Shabath au village ! Avant que le voile de l'oubli ne s'étende sur ce qui fut jadis la vie religieuse dans un petit village lorrain comptant en 1905, 94 juifs sur à peine 200 habitants au total (juifs inclus), ce qui représentait près de moitié de la population pour cette petite communauté, dans ce village catholique lorrain situé à 35 kilomètres à l'est de Metz et à environ 9 km de la frontière sarroise.
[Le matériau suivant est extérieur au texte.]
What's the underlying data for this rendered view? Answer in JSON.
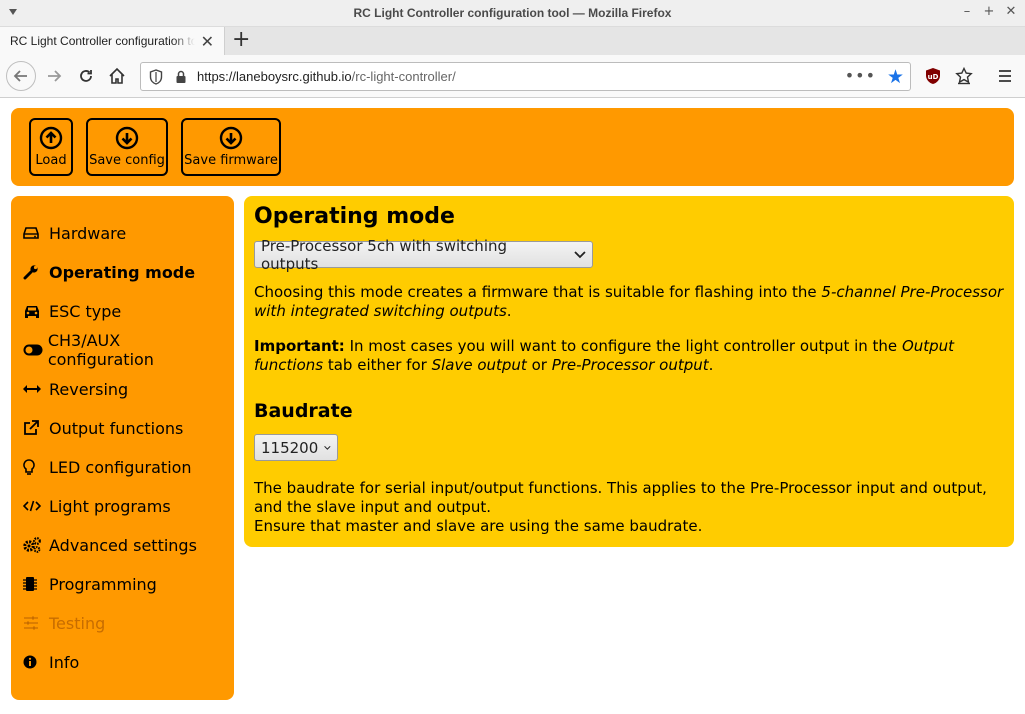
{
  "window": {
    "title": "RC Light Controller configuration tool — Mozilla Firefox"
  },
  "tab": {
    "label": "RC Light Controller configuration tool"
  },
  "navbar": {
    "url_domain": "https://laneboysrc.github.io",
    "url_path": "/rc-light-controller/"
  },
  "toolbar": {
    "load_label": "Load",
    "save_config_label": "Save config",
    "save_firmware_label": "Save firmware"
  },
  "sidebar": {
    "items": [
      {
        "label": "Hardware",
        "icon": "hdd-icon"
      },
      {
        "label": "Operating mode",
        "icon": "wrench-icon",
        "active": true
      },
      {
        "label": "ESC type",
        "icon": "car-icon"
      },
      {
        "label": "CH3/AUX configuration",
        "icon": "toggle-icon"
      },
      {
        "label": "Reversing",
        "icon": "arrows-h-icon"
      },
      {
        "label": "Output functions",
        "icon": "external-link-icon"
      },
      {
        "label": "LED configuration",
        "icon": "lightbulb-icon"
      },
      {
        "label": "Light programs",
        "icon": "code-icon"
      },
      {
        "label": "Advanced settings",
        "icon": "cogs-icon"
      },
      {
        "label": "Programming",
        "icon": "chip-icon"
      },
      {
        "label": "Testing",
        "icon": "sliders-icon",
        "disabled": true
      },
      {
        "label": "Info",
        "icon": "info-icon"
      }
    ]
  },
  "content": {
    "mode_heading": "Operating mode",
    "mode_selected": "Pre-Processor 5ch with switching outputs",
    "mode_desc_pre": "Choosing this mode creates a firmware that is suitable for flashing into the ",
    "mode_desc_em": "5-channel Pre-Processor with integrated switching outputs",
    "mode_desc_post": ".",
    "important_label": "Important:",
    "important_1": " In most cases you will want to configure the light controller output in the ",
    "important_em1": "Output functions",
    "important_2": " tab either for ",
    "important_em2": "Slave output",
    "important_3": " or ",
    "important_em3": "Pre-Processor output",
    "important_4": ".",
    "baud_heading": "Baudrate",
    "baud_selected": "115200",
    "baud_desc_1": "The baudrate for serial input/output functions. This applies to the Pre-Processor input and output, and the slave input and output.",
    "baud_desc_2": "Ensure that master and slave are using the same baudrate."
  },
  "colors": {
    "accent_orange": "#ff9900",
    "content_yellow": "#ffcc00",
    "star_blue": "#1a73e8",
    "ublock_red": "#800000"
  }
}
C'était Niedervisse mon village

Alphonse Cerf
Depuis le 17ème siècle y étaient venus les premiers juifs : les Fribourg, les Mayer, les Lion et les Cerf. Ils étaient devenus les sujets des comtes de Créhange = graafschaft Kriechningen, Seigneurie de Saarzellingen.
Quatre communautés devinrent juives du Comté : Niedervisse, Denting, Pontpierre et Créhange.

Fidèles à la tradition juive, héritiers de l'enseignement de leurs aïeux, ils le sont restés jusqu'à leur dernier souffle…

Dans ce premier article, que j'ai plaisir à offrir à mon ami Rothé Michel, je voudrais raconter comment, entre autre et tout particulièrement nous célébrions le Shabath.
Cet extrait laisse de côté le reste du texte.